While Sanger’s prominence as the New York Times’ White House correspondent gave him unparalleled sourcing, it may have contributed to an overemphasis on the executive branch and the decisions of a small circle of officials. Congress’ role in foreign policy and budgetary authority was barely covered, and there was little discussion of perspectives outside of elite power circles in all three states. Sanger’s account told us how we got here, but without discussing domestic politics and shifting public opinion it’s hard to understand where America’s relationships with China and Russia will go in the future. Even in China and Russia, where power is centralized under authoritarian executives, the state works hard to legitimate itself and build national narratives to support its foreign policy.

Sanger omits, for example, negotiations over aid packages to Ukraine and Taiwan and the progressively slimmer margins by which they’ve passed since 2022. In the wake of the Republicans’ recent electoral victory, it remains to be seen whether Trump’s desire to reshape key alliances and force a quick political settlement in Ukraine will shape American public opinion. As of this summer, 57 percent of Americans support continued economic and military aid to Ukraine, though that majority is steadily declining. New Cold Wars was published in April 2024, so the emerging impact that the wars in Gaza and Lebanon have had on American foreign policy only makes it into the epilogue. One can hardly blame Sanger for the timing, and his narrative is still useful in helping us understand the strategy that the new Trump administration will be inheriting. 

For such a well-researched and nuanced book, the title’s Cold War framing seems reductionist. As Jonah Goldberg recently argued about a similar Cold War framing by the historian Niall Ferguson, “using the prism of the original Cold War misleads more than it illuminates.” But the Cold War language is useful insofar as it reminds the reader that great power competition could become all-encompassing of our attention, resources, and political rhetoric. That’s precisely what makes it so dangerous and difficult. The opportunity costs of total competition with China and Russia are immense. At the end of the original Cold War in the 1990s, the United States benefited from a “peace dividend” that freed up funds for investments in housing, education, and other civilian projects to create economic growth. More recently, European governments have had to make difficult choices to increase their defense spending to counter the threat of their Russian neighbor. 

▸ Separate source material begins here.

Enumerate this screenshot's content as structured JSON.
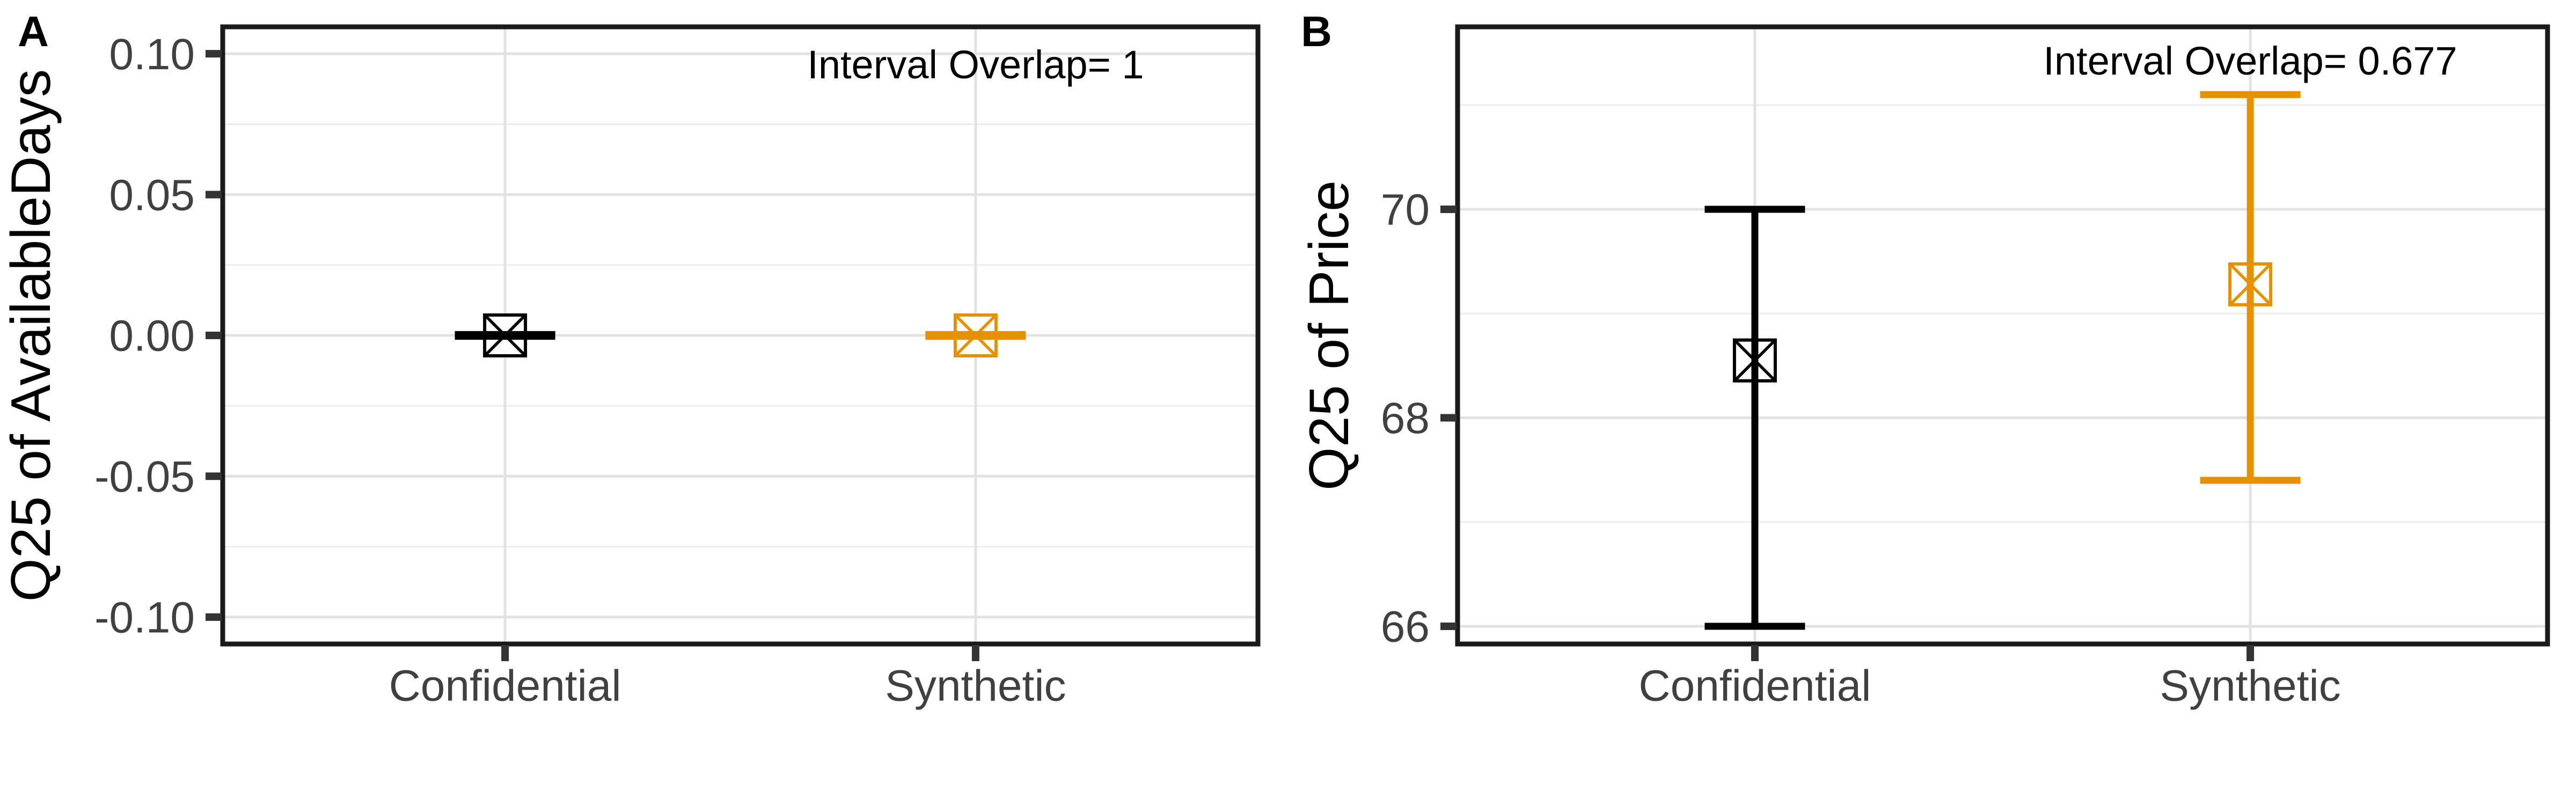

However, it’s undeniable that the United States is in competition on a host of issues. As Sanger documents, many American officials have lost their rosy view of the power of economic liberalism, free trade, or even personal relationships between leaders to influence the behavior of authoritarian states, regardless of what the leaders themselves claim they can do.

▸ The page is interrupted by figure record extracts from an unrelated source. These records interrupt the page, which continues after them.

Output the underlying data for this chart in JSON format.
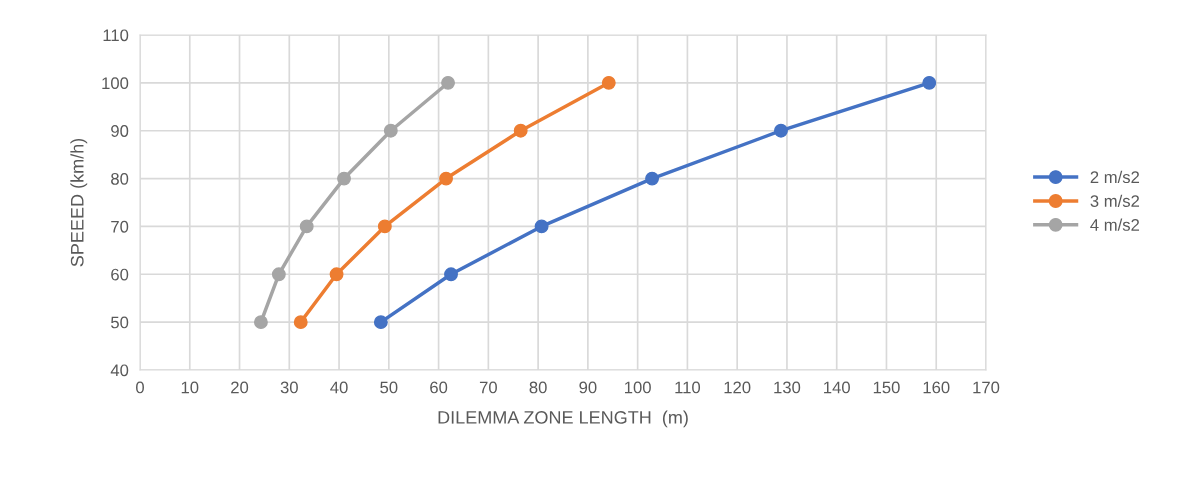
{
  "chart_data": {
    "type": "line",
    "xlabel": "DILEMMA ZONE LENGTH  (m)",
    "ylabel": "SPEEED (km/h)",
    "xlim": [
      0,
      170
    ],
    "xticks": [
      0,
      10,
      20,
      30,
      40,
      50,
      60,
      70,
      80,
      90,
      100,
      110,
      120,
      130,
      140,
      150,
      160,
      170
    ],
    "ylim": [
      40,
      110
    ],
    "yticks": [
      40,
      50,
      60,
      70,
      80,
      90,
      100,
      110
    ],
    "grid": true,
    "legend": "right",
    "marker": "circle",
    "line_style": "solid",
    "series": [
      {
        "name": "2 m/s2",
        "color": "#4472c4",
        "x": [
          48.4,
          62.5,
          80.7,
          102.9,
          128.8,
          158.6
        ],
        "values": [
          50,
          60,
          70,
          80,
          90,
          100
        ]
      },
      {
        "name": "3 m/s2",
        "color": "#ed7d31",
        "x": [
          32.3,
          39.5,
          49.2,
          61.5,
          76.5,
          94.2
        ],
        "values": [
          50,
          60,
          70,
          80,
          90,
          100
        ]
      },
      {
        "name": "4 m/s2",
        "color": "#a5a5a5",
        "x": [
          24.3,
          27.9,
          33.5,
          41.0,
          50.4,
          61.9
        ],
        "values": [
          50,
          60,
          70,
          80,
          90,
          100
        ]
      }
    ]
  }
}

Out of that reality, readers and policymakers are left with a question: Which of China and Russia’s challenging actions merit a competitive response? And which are within the bounds of expected foreign policy, with room for cooperation on shared objectives? Sanger doesn’t draw those lines for readers, but they’re in good hands as he inevitably reports on the policymakers that do.

Mark Sawyer is an open-source investigator and freelance writer based in Washington D.C.